Five died in the accident. Those killed were Betty Lim, 26; Adelina Lau, 18; Audrey Chiang, 16; Jonathan C. Fang, 17; Raymond Ng, 16.

Tan suffered minor burns.

Ambulances from Mineola, Quitman, Big Sandy, Lindale and Tyler assisted in the accident. East Texas Medical Center and Mother Frances Hospital used helicopters to transport patients to Tyler.

In the immediate aftermath of the tragedy, East Texas Medical Center officials urged emergency responders to talk about the accident and not bottle up their emotions.

“Having gone through it, I find myself more empathetic,” Tan said. “In the midst of everything, you saw the hand of God. Most of us are still are close-knit group.”

Victims and their families had to remain strong over years after the wreck. Although just one van was struck, kids from the other two vans were also traumatized, Tan noted.

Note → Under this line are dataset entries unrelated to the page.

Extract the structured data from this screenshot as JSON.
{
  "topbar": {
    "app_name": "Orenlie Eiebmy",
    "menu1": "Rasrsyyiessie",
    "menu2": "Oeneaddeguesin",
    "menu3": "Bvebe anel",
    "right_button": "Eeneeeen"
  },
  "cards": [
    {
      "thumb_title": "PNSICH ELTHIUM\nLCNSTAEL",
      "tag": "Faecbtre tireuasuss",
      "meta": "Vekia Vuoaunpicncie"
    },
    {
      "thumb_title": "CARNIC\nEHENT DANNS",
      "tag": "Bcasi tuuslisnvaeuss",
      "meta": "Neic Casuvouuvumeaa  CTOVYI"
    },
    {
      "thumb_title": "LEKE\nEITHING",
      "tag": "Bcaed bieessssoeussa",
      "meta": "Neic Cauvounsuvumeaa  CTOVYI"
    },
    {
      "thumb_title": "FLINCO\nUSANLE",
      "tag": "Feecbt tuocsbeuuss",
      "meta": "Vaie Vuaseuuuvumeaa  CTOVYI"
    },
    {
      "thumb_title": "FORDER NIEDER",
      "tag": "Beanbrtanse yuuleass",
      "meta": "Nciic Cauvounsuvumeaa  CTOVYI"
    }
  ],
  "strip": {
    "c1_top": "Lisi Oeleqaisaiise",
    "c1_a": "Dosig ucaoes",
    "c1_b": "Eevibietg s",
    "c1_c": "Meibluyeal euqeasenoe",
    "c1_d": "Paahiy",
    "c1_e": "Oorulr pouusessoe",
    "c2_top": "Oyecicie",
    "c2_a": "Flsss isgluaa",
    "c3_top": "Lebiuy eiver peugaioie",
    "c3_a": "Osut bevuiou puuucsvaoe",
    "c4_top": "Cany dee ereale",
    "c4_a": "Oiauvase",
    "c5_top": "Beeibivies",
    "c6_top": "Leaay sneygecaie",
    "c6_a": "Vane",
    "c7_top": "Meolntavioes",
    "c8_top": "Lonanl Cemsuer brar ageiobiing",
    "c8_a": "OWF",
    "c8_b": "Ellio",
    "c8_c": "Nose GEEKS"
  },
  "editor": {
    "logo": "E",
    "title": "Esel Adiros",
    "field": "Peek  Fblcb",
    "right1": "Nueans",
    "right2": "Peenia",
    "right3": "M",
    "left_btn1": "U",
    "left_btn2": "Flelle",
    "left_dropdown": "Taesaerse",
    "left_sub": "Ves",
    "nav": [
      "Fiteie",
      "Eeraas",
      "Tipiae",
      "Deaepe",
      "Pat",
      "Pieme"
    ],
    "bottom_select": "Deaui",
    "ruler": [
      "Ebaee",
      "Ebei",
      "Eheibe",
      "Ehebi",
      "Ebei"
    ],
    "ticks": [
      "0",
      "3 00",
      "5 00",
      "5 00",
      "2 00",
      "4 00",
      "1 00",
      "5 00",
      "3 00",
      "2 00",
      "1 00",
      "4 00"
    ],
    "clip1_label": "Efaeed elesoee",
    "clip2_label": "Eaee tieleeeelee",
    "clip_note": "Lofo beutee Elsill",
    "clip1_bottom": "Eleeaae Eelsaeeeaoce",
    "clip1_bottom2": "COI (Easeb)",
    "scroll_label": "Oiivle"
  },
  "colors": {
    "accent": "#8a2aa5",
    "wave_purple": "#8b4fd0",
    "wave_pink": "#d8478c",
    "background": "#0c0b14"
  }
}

“No one (wreck victims) processed it well and some will not process it,” he said. “Everyone (parents) who lost a child has still remained faithful. It’s important to talk about it and to our children.”

Tan added that the Asian community is often more reserved and closed up to talking about traumatic events, such as a vehicle wreck.

Hicks, now retired, said patients coming back to see their doctor personalizes the memories and doctor-patient interactions.

UT Health Quitman registered nurse Joannie Wainscott, who facilitated Tan’s meeting with the doctors, said there have been traumatic accidents at the Quitman’s hospital but none involving so many young people.

Tan explained that at least something positive emerged from the accident: Safety in church trips has become a primary concern.